Let $f\colon \mathbb{R}^2 \to \mathbb{R}^2$ be a $C^2$ uniformly expanding map that fixes the origin: that is, $f(0)=0$ and there is $\lambda>1$ such that $\|D_x f(v)\| \geq \lambda\|v\|$ for every $x$ and $v$. Let $X=\{(t,0) : t\in \mathbb{R}\}$ be the $x$-axis in $\mathbb{R}^2$. Is it possible that the images $f^n(X)$ become arbitrarily dense in the unit ball? Or do they satisfy some sort of "uniformly nowhere dense" condition?
More precisely, my first instinct is to expect that the following result is true: for every $f$ as above, there is $\delta>0$ such that for every $n\in \mathbb{N}$, there is some $y\in B(0,1)$ such that $B(y,\delta) \cap f^n(X) = \emptyset$.

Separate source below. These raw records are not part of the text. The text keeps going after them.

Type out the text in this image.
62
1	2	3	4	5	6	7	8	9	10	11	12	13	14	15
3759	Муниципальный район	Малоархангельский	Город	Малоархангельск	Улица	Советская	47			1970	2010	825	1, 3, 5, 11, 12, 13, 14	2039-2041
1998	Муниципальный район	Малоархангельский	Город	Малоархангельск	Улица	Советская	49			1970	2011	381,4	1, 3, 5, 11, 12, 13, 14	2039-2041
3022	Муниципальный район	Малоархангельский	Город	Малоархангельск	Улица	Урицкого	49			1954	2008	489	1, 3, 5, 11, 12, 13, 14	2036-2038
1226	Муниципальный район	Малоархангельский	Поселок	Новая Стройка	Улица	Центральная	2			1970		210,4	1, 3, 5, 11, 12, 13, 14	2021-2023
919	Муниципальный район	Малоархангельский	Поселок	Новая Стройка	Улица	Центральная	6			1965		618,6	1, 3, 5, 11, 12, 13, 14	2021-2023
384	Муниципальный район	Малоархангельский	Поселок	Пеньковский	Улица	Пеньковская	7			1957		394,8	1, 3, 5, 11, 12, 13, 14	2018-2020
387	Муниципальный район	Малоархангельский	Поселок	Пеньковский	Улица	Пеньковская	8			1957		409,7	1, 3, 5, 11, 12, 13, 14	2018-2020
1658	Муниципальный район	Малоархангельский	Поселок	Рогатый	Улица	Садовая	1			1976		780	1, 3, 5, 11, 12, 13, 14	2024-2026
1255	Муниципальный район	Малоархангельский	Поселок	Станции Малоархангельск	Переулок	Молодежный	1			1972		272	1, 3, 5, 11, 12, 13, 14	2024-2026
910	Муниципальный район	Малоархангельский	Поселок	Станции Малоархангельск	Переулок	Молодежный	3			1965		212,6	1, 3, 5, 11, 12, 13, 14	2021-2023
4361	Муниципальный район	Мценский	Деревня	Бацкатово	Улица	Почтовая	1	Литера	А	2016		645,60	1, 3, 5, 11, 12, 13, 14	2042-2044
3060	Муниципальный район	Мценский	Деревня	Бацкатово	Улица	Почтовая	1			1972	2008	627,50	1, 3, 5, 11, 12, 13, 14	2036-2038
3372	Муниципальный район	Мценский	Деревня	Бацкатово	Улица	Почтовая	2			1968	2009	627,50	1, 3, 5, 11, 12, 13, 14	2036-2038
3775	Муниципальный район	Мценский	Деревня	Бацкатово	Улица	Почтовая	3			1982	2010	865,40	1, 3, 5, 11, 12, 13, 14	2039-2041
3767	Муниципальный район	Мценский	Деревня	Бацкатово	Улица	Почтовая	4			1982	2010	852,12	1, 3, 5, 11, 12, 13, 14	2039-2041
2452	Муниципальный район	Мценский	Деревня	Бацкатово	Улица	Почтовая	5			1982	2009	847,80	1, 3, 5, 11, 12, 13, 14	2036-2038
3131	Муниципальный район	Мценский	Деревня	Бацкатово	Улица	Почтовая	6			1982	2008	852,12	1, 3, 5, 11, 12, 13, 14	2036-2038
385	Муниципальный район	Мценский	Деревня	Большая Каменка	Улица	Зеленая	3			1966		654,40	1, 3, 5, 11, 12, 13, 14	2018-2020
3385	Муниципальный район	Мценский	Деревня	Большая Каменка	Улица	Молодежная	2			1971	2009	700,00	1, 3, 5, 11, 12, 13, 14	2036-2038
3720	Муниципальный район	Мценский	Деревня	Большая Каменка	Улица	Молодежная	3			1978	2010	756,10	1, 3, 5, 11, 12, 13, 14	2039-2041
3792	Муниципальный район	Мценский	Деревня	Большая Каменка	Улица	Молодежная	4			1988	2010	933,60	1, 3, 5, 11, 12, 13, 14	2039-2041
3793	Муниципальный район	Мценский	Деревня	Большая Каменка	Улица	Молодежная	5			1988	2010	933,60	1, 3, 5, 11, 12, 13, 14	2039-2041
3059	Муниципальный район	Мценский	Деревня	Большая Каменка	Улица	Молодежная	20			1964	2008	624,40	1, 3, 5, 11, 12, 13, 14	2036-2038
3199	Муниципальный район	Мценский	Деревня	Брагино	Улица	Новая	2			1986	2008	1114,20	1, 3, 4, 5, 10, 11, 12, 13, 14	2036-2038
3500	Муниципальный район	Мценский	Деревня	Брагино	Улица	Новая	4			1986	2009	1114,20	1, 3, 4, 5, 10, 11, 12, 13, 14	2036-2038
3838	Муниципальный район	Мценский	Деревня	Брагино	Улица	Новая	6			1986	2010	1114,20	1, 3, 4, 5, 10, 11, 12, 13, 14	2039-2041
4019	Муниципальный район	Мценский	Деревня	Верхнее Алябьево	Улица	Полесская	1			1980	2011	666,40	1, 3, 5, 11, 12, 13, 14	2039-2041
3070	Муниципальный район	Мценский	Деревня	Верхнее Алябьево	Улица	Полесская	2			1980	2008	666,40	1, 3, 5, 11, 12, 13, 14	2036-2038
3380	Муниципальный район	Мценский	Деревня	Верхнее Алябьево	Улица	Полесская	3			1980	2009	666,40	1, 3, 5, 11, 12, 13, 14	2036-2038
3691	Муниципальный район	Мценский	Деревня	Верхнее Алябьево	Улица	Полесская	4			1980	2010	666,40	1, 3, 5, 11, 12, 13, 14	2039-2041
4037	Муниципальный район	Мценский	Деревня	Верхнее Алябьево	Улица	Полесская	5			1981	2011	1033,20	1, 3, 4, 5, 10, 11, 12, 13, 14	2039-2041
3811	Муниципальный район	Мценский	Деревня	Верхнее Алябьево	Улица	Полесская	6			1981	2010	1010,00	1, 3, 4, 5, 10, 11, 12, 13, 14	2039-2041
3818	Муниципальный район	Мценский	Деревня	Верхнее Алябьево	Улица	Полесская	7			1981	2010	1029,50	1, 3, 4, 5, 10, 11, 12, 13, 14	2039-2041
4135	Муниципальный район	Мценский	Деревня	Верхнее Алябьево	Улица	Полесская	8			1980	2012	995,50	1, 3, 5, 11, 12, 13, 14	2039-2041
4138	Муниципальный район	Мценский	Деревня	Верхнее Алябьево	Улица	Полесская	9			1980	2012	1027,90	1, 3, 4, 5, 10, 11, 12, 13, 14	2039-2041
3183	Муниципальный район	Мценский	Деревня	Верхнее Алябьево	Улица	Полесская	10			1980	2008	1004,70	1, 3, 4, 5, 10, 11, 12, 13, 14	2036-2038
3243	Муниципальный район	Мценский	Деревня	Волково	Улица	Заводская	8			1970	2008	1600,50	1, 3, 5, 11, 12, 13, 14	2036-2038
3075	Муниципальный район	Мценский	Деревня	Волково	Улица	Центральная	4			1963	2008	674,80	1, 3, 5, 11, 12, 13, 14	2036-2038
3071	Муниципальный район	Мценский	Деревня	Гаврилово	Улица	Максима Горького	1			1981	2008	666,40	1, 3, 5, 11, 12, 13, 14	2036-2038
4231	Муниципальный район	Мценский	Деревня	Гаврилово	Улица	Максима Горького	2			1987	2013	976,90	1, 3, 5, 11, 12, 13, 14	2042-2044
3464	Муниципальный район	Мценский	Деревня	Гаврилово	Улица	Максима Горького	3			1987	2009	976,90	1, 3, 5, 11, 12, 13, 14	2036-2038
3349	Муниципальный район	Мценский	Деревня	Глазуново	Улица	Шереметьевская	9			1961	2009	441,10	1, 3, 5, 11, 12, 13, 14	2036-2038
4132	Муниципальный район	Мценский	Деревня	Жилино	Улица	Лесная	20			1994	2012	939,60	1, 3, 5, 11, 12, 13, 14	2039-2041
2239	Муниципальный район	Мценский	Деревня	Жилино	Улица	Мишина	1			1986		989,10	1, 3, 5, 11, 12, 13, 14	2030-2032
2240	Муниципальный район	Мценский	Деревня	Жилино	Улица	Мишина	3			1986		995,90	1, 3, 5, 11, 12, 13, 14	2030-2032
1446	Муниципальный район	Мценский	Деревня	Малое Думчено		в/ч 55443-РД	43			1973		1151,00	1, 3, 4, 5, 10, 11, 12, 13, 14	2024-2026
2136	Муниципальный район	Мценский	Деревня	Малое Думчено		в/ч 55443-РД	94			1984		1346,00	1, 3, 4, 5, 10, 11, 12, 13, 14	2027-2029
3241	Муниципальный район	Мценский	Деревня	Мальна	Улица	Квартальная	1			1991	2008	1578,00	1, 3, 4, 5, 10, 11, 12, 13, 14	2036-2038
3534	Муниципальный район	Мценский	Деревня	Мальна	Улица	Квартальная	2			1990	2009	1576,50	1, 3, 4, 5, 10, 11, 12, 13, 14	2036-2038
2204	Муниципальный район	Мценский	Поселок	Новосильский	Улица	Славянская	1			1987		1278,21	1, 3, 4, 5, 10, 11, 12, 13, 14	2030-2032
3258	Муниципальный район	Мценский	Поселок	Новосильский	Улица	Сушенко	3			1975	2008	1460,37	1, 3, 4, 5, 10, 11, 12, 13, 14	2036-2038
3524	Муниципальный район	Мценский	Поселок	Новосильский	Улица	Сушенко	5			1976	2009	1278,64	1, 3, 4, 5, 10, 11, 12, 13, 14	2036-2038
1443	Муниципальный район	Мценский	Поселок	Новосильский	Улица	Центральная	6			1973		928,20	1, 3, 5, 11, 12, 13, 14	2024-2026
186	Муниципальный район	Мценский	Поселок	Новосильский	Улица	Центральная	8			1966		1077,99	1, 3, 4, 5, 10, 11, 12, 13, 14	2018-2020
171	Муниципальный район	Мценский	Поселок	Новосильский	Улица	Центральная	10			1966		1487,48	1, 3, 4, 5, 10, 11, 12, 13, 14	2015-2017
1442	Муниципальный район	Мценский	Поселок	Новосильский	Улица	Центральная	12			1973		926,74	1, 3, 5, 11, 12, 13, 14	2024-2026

After some effort I've been unable to prove this statement. On the other hand, playing around with candidate counterexamples hasn't gotten me anywhere either: the closest I've come is to consider the maps \begin{align*} g(x,y) &= (x, y + A \sin(Rx)), \\ h(x,y) &= (x + A\sin(Ry), y) \end{align*} for some choice of the parameters $A$ and $R$, then choose $c>0$ large enough that $f(x,y) = ch(g(x,y))$ is uniformly expanding. Taking $A=.06$ and $R=100$ gave some interesting pictures, but numerically it seems that I can only make the images $f^n(X)$ continue to get denser in the unit ball if I take $c$ small enough that $f$ is not expanding everywhere.
Which leads me to the question: does every expanding map $f$ as in the first paragraph admit a $\delta$ satisfying the condition in the second paragraph? Or is there a clever counterexample hiding out there somewhere?